Osbourne and Ward supposedly took LSD every day for two years between 1976 and 1978. Towards the end of Osbourne's tenure in 1978, he was so embroiled in drugs that he claims he was "very unhappy and got drunk and stoned every day". Many of the band's songs address drugs.
Due to internal conflicts and an evident lack of commitment due to drugs, Ozzy Osbourne was asked to officially leave the band in 1979. Ozzy Osbourne stated in a later interview that eventually he was glad to leave the band because of the band's daily drug and alcohol problems. Ozzy Osbourne later married Sharon Arden, daughter of Black Sabbath manager, Don Arden.

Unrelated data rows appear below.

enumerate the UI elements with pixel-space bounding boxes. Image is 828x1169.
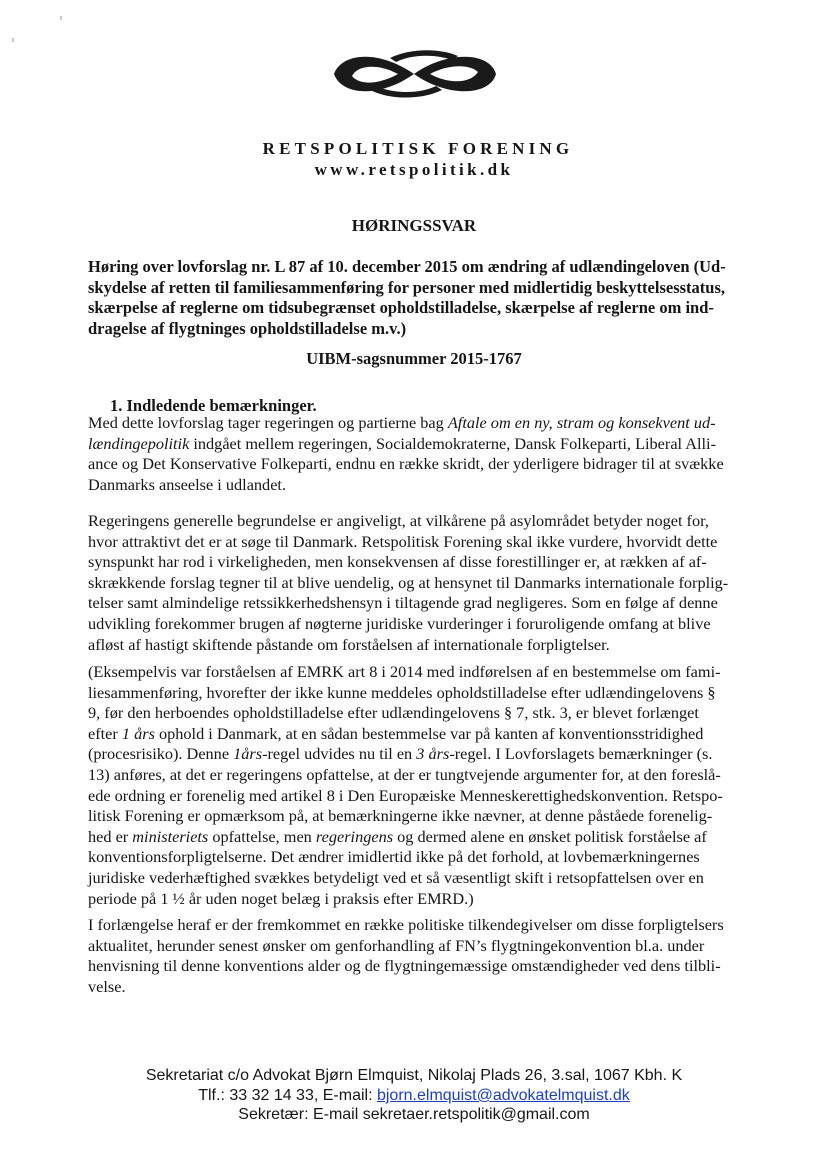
footer-address: Sekretariat c/o Advokat Bjørn Elmquist, Nikolaj Plads 26, 3.sal, 1067 Kbh. K (145, 1067, 683, 1084)
text-run: hed er (88, 826, 133, 846)
subject-line: dragelse af flygtninges opholdstilladelse m.v.) (88, 318, 407, 338)
italic-text: lændingepolitik (88, 433, 190, 453)
subject-line: skydelse af retten til familiesammenføring for personer med midlertidig beskyttelsesstatus, (88, 277, 726, 297)
paragraph-line: velse. (88, 976, 126, 996)
document-subject (88, 257, 748, 339)
paragraph-line: liesammenføring, hvorefter der ikke kunne meddeles opholdstilladelse efter udlændingelovens § (88, 682, 716, 702)
infinity-logo-icon (330, 44, 500, 102)
paragraph-line: skrækkende forslag tegner til at blive uendelig, og at hensynet til Danmarks internationale forplig- (88, 572, 729, 592)
paragraph-line: 13) anføres, at det er regeringens opfattelse, at der er tungtvejende argumenter for, at den foreslå- (88, 764, 721, 784)
italic-text: ministeriets (132, 826, 209, 846)
footer-email-link[interactable]: bjorn.elmquist@advokatelmquist.dk (376, 1087, 630, 1104)
paragraph-intro (88, 413, 748, 495)
paragraph-line: aktualitet, herunder senest ønsker om genforhandling af FN’s flygtningekonvention bl.a. under (88, 935, 705, 955)
footer-contact (0, 1086, 828, 1106)
scan-speck (12, 38, 14, 42)
text-run: indgået mellem regeringen, Socialdemokraterne, Dansk Folkeparti, Liberal Alli- (189, 433, 717, 453)
italic-text: Aftale om en ny, stram og konsekvent ud- (447, 413, 716, 432)
paragraph-line (88, 724, 748, 745)
paragraph-line: synspunkt har rod i virkeligheden, men konsekvensen af disse forestillinger er, at rækken af af- (88, 552, 707, 572)
paragraph-line: Danmarks anseelse i udlandet. (88, 474, 287, 494)
organization-website: www.retspolitik.dk (314, 160, 514, 179)
paragraph-line: udvikling forekommer brugen af nøgterne juridiske vurderinger i foruroligende omfang at blive (88, 613, 711, 633)
case-number: UIBM-sagsnummer 2015-1767 (306, 349, 522, 368)
italic-text: 1års (233, 744, 263, 764)
paragraph-line: I forlængelse heraf er der fremkommet en række politiske tilkendegivelser om disse forpligtelsers (88, 915, 724, 934)
scan-speck (60, 16, 62, 20)
section-heading: 1. Indledende bemærkninger. (110, 396, 317, 415)
paragraph-rationale (88, 511, 748, 655)
text-run: opfattelse, men (208, 826, 316, 846)
paragraph-line: ance og Det Konservative Folkeparti, endnu en række skridt, der yderligere bidrager til at svække (88, 454, 724, 474)
footer-secretary: Sekretær: E-mail sekretaer.retspolitik@gmail.com (238, 1106, 590, 1123)
paragraph-line: 9, før den herboendes opholdstilladelse efter udlændingelovens § 7, stk. 3, er blevet forlænget (88, 703, 699, 723)
text-run: (procesrisiko). Denne (88, 744, 234, 764)
text-run: ophold i Danmark, at en sådan bestemmelse var på kanten af konventionsstridighed (154, 723, 704, 743)
text-run: -regel. I Lovforslagets bemærkninger (s. (449, 744, 713, 764)
paragraph-line: litisk Forening er opmærksom på, at bemærkningerne ikke nævner, at denne påståede forenelig- (88, 806, 713, 826)
paragraph-line (88, 744, 748, 765)
paragraph-line: periode på 1 ½ år uden noget belæg i praksis efter EMRD.) (88, 888, 474, 908)
paragraph-line: afløst af hastigt skiftende påstande om forståelsen af internationale forpligtelser. (88, 634, 610, 654)
paragraph-line (88, 827, 748, 848)
paragraph-line: telser samt almindelige retssikkerhedshensyn i tiltagende grad negligeres. Som en følge af denne (88, 593, 718, 613)
paragraph-line: henvisning til denne konventions alder og de flygtningemæssige omstændigheder ved dens tilbli- (88, 956, 721, 976)
paragraph-example (88, 662, 748, 909)
paragraph-line: hvor attraktivt det er at søge til Danmark. Retspolitisk Forening skal ikke vurdere, hvorvidt dette (88, 531, 718, 551)
italic-text: 1 års (121, 723, 155, 743)
subject-line: Høring over lovforslag nr. L 87 af 10. december 2015 om ændring af udlændingeloven (Ud- (88, 257, 726, 276)
text-run: -regel udvides nu til en (262, 744, 417, 764)
paragraph-line (88, 434, 748, 455)
paragraph-conclusion (88, 915, 748, 997)
text-run: Med dette lovforslag tager regeringen og partierne bag (88, 413, 448, 432)
paragraph-line: juridiske vederhæftighed svækkes betydeligt ved et så væsentligt skift i retsopfattelsen over en (88, 867, 704, 887)
italic-text: 3 års (416, 744, 450, 764)
text-run: efter (88, 723, 122, 743)
paragraph-line: konventionsforpligtelserne. Det ændrer imidlertid ikke på det forhold, at lovbemærkningernes (88, 847, 700, 867)
paragraph-line: ede ordning er forenelig med artikel 8 i Den Europæiske Menneskerettighedskonvention. Retspo- (88, 785, 723, 805)
text-run: og dermed alene en ønsket politisk forståelse af (393, 826, 707, 846)
paragraph-line: Regeringens generelle begrundelse er angiveligt, at vilkårene på asylområdet betyder noget for, (88, 511, 709, 530)
italic-text: regeringens (315, 826, 394, 846)
organization-name: RETSPOLITISK FORENING (262, 139, 574, 158)
subject-line: skærpelse af reglerne om tidsubegrænset opholdstilladelse, skærpelse af reglerne om ind- (88, 298, 714, 317)
document-title: HØRINGSSVAR (351, 216, 477, 235)
footer-phone: Tlf.: 33 32 14 33, E-mail: (198, 1087, 377, 1104)
paragraph-line (88, 413, 748, 434)
paragraph-line: (Eksempelvis var forståelsen af EMRK art 8 i 2014 med indførelsen af en bestemmelse om fami- (88, 662, 721, 681)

Ozzy was replaced by former Rainbow vocalist Ronnie James Dio. Black Sabbath's next album (and first with Dio), Heaven and Hell, proved to be a revitalising success for the band with the band's highest charting since 1975's Sabotage.

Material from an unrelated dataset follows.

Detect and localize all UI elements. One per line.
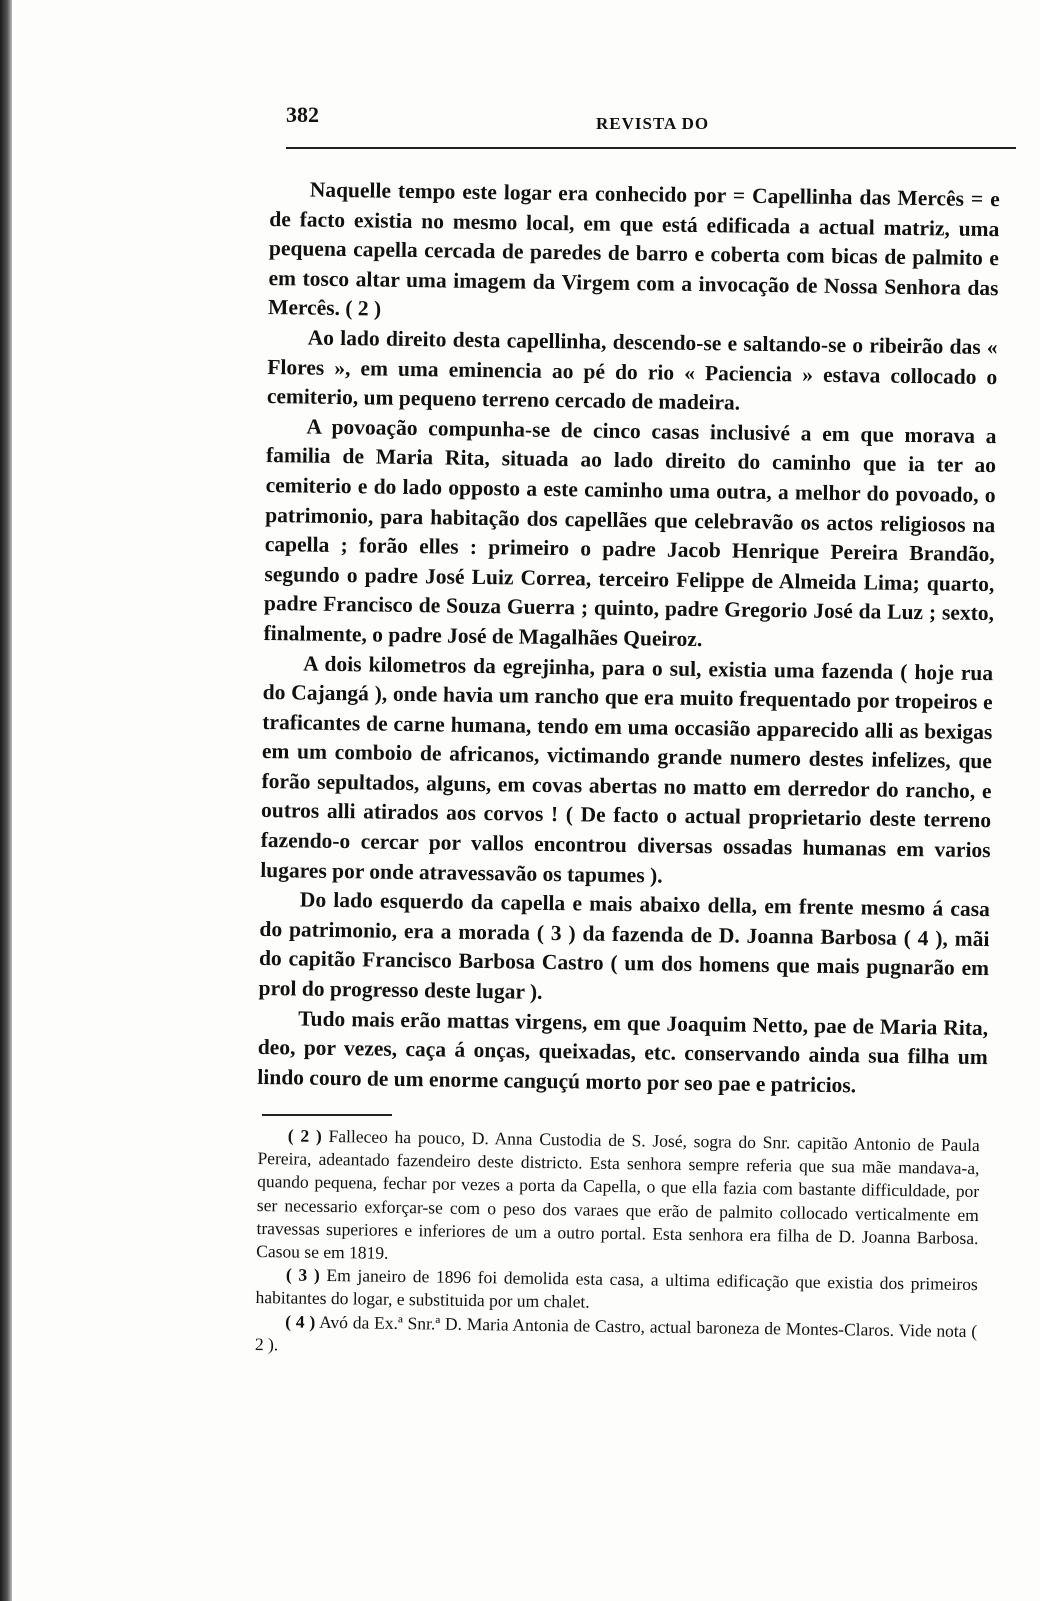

Drummer Vinny Appice joined to complete the tour and then record the next album Mob Rules, the title track appeared in the movie Heavy Metal.
The release in 1980 of the live bootleg Live at Last (recorded in the Ozzy Osbourne era during the 1973 Sabbath, Bloody Sabbath tour) prompted the band to properly record a live album on the Mob Rules tour, titled Live Evil. However, during the mixing of Live Evil, Iommi and Butler accused Dio of sneaking in to the studio at night to increase the volume on his vocals, leading them to fire him from the band and sending Appice with him.
Ian Gillan of Deep Purple fame then became the new singer. To quote the singer ; "I had no plans to join Black Sabbath. I went out with Geezer and Tony and we got drunk, and I found out the next day that I agreed to join the band. And they're such nice guys. It was great fun and it paid the bills, I had a lovely year with them and that was it." He left shortly after.
A degree of stability had returned to the Black Sabbath line-up by 1988 with the retention of Tony Martin and Geoff Nicholls and the addition of loyal drummer Cozy Powell. they were all gone 2 years later.
In 1996, Ozzy Osbourne launched his successful Ozzfest metal festival tour, which he headlined on a nightly basis. On the 1997 tour, for the last part of his set each night, he was joined by Geezer Butler and Tony Iommi for a rundown on several Sabbath classics, in December 1997, original drummer Bill Ward joined forces with Osbourne, Iommi, and Butler to officially reform the original Black Sabbath on a permanent basis for the first time since 1979.
The band had writing sessions together in 2001, with legendary producer Rick Rubin. The band ultimately decided that all work done in that time was not good enough for the "legacy" of Black Sabbath. After no activity at all in most of 2002 and all of 2003, the band returned in 2004. The session keyboardist was Rick Wakeman's son. In November 2005, Black Sabbath were inducted into the UK Music Hall of Fame. That same month it was also announced that they would be inducted into the US Rock and Roll Hall of Fame on March 13, 2006.
In 2007, Ozzy Osbourne stated on his website that the original lineup of Black Sabbath would join forces in the studio record a new album, the first in over 30 years.Whether this will occur has yet to be confirmed by Tony Iommi or Geezer Butler who have remained vague, though they and Bill Ward have confirmed plans of some sort by Black Sabbath in 2008.